Will try to get back to more substantive writing shortly.


  1. Yes, science should do more for the poor, but the question is to vague and ambiguous. What does science mean? A better questions is should I, as a scientist in my current position and stage in life, do more for the poor. Or should I as a university president allocate more research funding toward poverty-alleviation research and work? When you put it like that it forces people to answer the question in a way that brings them closer to action (doesn’t necessarily mean they will take it).

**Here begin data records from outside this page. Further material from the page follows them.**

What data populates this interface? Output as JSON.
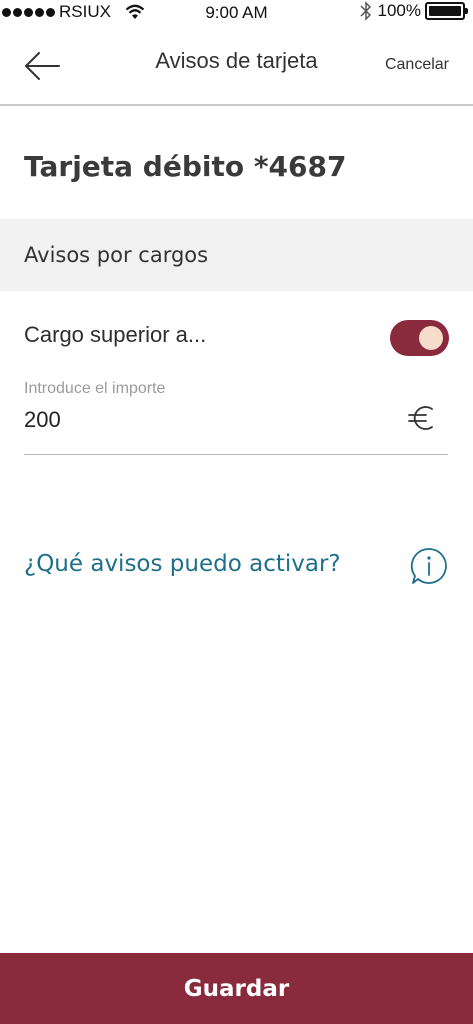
{
  "status_bar": {
    "carrier": "RSIUX",
    "time": "9:00 AM",
    "battery": "100%"
  },
  "header": {
    "title": "Avisos de tarjeta",
    "cancel_label": "Cancelar",
    "back_icon": "arrow-left-icon"
  },
  "card": {
    "title": "Tarjeta débito *4687"
  },
  "section": {
    "title": "Avisos por cargos"
  },
  "charge_alert": {
    "label": "Cargo superior a...",
    "enabled": true,
    "amount_label": "Introduce el importe",
    "amount_value": "200",
    "currency_icon": "euro-icon"
  },
  "info": {
    "link_text": "¿Qué avisos puedo activar?",
    "icon": "info-icon"
  },
  "footer": {
    "save_label": "Guardar"
  },
  "colors": {
    "brand": "#8a2a3d",
    "link": "#1f6f8b",
    "section_bg": "#f1f1f2",
    "knob": "#f7dccb"
  }
}
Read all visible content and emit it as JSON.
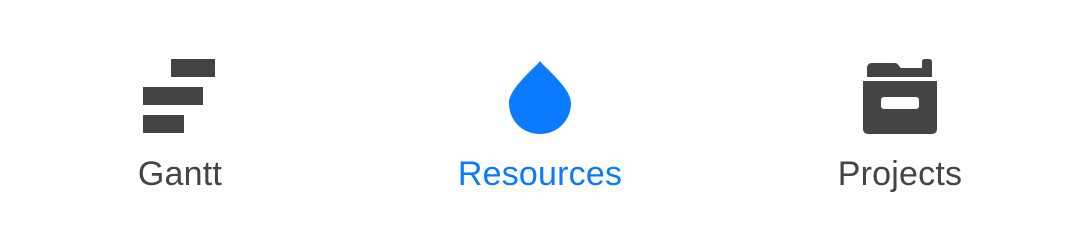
{
  "colors": {
    "active": "#0a7bfe",
    "inactive": "#444444",
    "background": "#ffffff"
  },
  "tabs": [
    {
      "label": "Gantt",
      "icon": "gantt-icon",
      "active": false
    },
    {
      "label": "Resources",
      "icon": "water-drop-icon",
      "active": true
    },
    {
      "label": "Projects",
      "icon": "archive-box-icon",
      "active": false
    }
  ]
}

    Secondly, nice piece above. Churches give a lot to charity, but let’s nuance this argument a bit which a purely data-perspective is missing. I grew up in churches and have been through churches of many different types. The loudest churches in evangelical church circles shout and write, not about poverty issues, but about homosexuality and abortion. From the pulpit you are never encouraged to vote in ways that benefit the lowest class, but in ways that affect homosexuality and abortion. You are told, from the pulpit, that particular politicians are either in support or defeat of God based on those two issues or that voting Republican is godly. So the vitriol is focused on those issues. Now if you go to a more progressive church or one that focuses on the “social gospel,” you might have heard differently. But I’m specifically speaking of the Evangelical churches and today, I have to say the Evangelical Right churches because the meaning of Evangelical is changing.

    A second point about this is poverty maintenance versus poverty alleviation. It really isn’t enough to give to charity which makes the giver feel great and the receiver feel great temporarily with no relationship formed in between. And since poverty is the lack of relationships (I can unpack that later), the situation and dependency is maintained. Giving to charity is nice but often it is managing the situation. There are very few situations that are working to eliminate homelessness or poverty which is a different kind of work and one that is mostly done without giving money. There are even many organizations that claim to work to end poverty, just simply managing it. So it’s a different type of work.

    The work to end poverty is the one we should be doing.

    1. “The loudest churches in evangelical church circles shout and write, not about poverty issues, but about homosexuality and abortion.”

      I would guess that’s because poverty alleviation is uncontroversial.